With Raphael's help, Alma and Eli track down Mozart and Dreamer not far from the child-sized log cabin where Alma used to play as a little girl. Raphael's father tries to take Dreamer back at gunpoint, but Raphael manages to dissuade him just before a police SWAT team arrives on the scene. Alma takes Mozart and Dreamer through a secret tunnel from the play house to a certain hollow tree. From there, she and Mozart swim to the island without Dreamer, who wanders off to divert the SWAT team's attention. Tense moments later, however, it is revealed that Dreamer managed to outwit his hunters.

The movie ends with Alma performing an outdoor concert for the benefit of abused captive wild animals while Mozart and Dreamer play together in the nearby woods.

== Cast ==
- Molly Kunz as Alma
- Graham Greene as Joe
- Charlie Carrick as Eli
- Rhys Slack as Rapha
- Daniel Brochu as Mr. Mitchell
- Frank Schorpion as Pilot
- Rebecca Croll as Ysea
- Paddington as Dreamer
- Walter as Mozart

== Production and release ==
Gilles de Maistre said that during the filming of Mia and the White Lion he had a discussion with wolf trainer Andrew Simpson and lion trainer Kevin Richardson that gave him the idea for the film. He then wrote a script with his wife Prune de Maistre. Paddington (the wolf) and Walter (the lion) were raised together from the age of 5 weeks. Only a few people, including Molly Kunz could approach them; the film crew and the other actors were behind cages. The production adapted to its star animals, which resulted in 16 script revisions. After filming, Paddington and Walter continue to live together in Canada on Andrew Simpson's reservation.

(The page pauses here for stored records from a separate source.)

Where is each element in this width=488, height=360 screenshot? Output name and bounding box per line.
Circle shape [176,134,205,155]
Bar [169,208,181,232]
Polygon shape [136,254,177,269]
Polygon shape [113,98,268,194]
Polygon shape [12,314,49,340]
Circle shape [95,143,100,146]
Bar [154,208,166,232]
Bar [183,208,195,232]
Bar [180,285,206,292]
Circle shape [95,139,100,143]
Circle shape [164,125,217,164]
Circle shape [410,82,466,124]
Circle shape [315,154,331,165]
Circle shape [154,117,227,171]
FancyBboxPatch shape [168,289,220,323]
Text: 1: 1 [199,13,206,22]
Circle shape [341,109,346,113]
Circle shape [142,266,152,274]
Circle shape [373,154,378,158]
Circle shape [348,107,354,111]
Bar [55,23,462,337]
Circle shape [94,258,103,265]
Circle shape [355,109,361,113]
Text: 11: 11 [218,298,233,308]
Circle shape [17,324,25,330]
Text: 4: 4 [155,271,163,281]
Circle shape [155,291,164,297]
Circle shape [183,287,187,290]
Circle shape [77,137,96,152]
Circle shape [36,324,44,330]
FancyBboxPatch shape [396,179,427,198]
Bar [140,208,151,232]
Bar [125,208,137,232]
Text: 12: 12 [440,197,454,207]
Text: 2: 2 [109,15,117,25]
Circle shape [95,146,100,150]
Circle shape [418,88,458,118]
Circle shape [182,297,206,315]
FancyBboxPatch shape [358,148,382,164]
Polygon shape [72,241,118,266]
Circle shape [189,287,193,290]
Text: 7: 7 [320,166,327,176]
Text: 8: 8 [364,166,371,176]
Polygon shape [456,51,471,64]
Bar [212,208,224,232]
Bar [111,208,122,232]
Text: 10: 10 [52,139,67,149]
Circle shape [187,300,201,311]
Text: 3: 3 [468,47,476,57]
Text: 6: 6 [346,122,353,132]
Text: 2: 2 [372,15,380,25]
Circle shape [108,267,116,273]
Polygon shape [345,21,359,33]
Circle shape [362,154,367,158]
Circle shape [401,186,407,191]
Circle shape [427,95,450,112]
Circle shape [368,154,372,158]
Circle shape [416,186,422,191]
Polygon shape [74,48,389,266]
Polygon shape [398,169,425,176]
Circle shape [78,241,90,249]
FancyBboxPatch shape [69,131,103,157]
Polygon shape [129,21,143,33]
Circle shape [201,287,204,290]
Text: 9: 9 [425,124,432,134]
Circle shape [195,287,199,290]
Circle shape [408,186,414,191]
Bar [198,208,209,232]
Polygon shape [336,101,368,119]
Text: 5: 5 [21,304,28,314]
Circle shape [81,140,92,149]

The Wolf and the Lion premiered at the Zurich Film Festival on 25 September 2021, and the wide release began on 13 October 2021. Blue Fox Entertainment obtained the US distribution rights, where it was released on 4 February 2022.

== Reception ==
The film holds a 29% approval rating on Rotten Tomatoes from 21 reviews, with an average rating of 5/10. The film has received praise for the picturesque scenery and the scenes involving the animals, director of photography Serge Desrosiers, but beyond that, it has faced criticism of its feature-length runtime and the aspects of the film that involve the plot and human actors. In his review for the Austin Chronicle, Richard Whittaker enjoyed the sweet return of the recently absent animal-adventure film genre, but he felt the production sent mixed messages about wild animal relationships amongst each other and with humans. For the Los Angeles Times, Kimber Myers called the film "laughably bad", and summed up the general sentiment writing, "The Wolf and the Lion does have impressive scenes of these two animals, first as aww-inducing babies and then as awe-inspiring adults, all shot in the impossibly beautiful Canadian forest. However, it’s strung together with an implausible script, odd framing and nonsensical editing."

=== Accolades ===
After its debut, the film won best children's film at the Zurich Film Festival.